Results and conclusions

Compared with patients with normal renal function, patients with renal impairment were older, shorter, weighed less, had been postmenopausal longer, and had lower baseline lumbar spine and femoral neck BMD. Compared with placebo, teriparatide significantly increased PINP and lumbar spine and femoral neck BMD within each renal function subgroup, and there was no evidence that these increases were altered by renal insufficiency (each treatment-by-subgroup interaction p>0.05). Similarly, teriparatide-mediated vertebral and nonvertebral fracture risk reductions were similar and did not differ significantly between patients with normal or impaired renal function (treatment-by-subgroup interactions p>0.05). The incidences of treatment-emergent and renal-related adverse events were consistent across treatment assignment in the normal, mildly impaired, and moderately impaired renal function subgroups. Teriparatide induced changes in mean GFR were unaffected by baseline renal function (treatment-by-renal function interaction p>0.05 for normal, mildly impaired, or moderately impaired subgroups). Patients in all renal function categories treated with teriparatide 20 or 40 mcg had an increased incidence of 4–6-h postdose serum calcium >10.6 mg/dl (the upper limit of normal) versus placebo; however, teriparatide 20 mcg/day was not associated with significantly increased incidence of 4–6-h postdose serum calcium >11 mg/dl in any renal function category.
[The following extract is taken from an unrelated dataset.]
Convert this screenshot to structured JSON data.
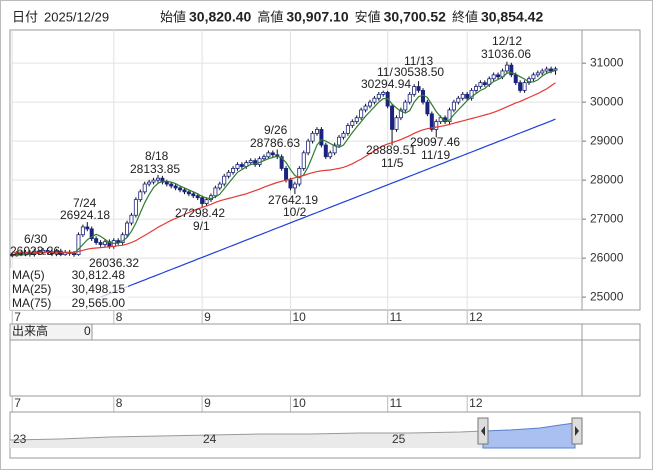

Teriparatide therapy was associated with increased incidence of elevated uric acid, with the incidences being highest in patients with moderately impaired renal function and in those receiving teriparatide 40 mcg/day. Even so, adverse event data did not suggest an increased incidence of gout or arthralgia or of nephrolithiasis events in teriparatide-treated patients with normal, mild, or moderate renal impairment.

This study was supported by Eli Lilly and Company.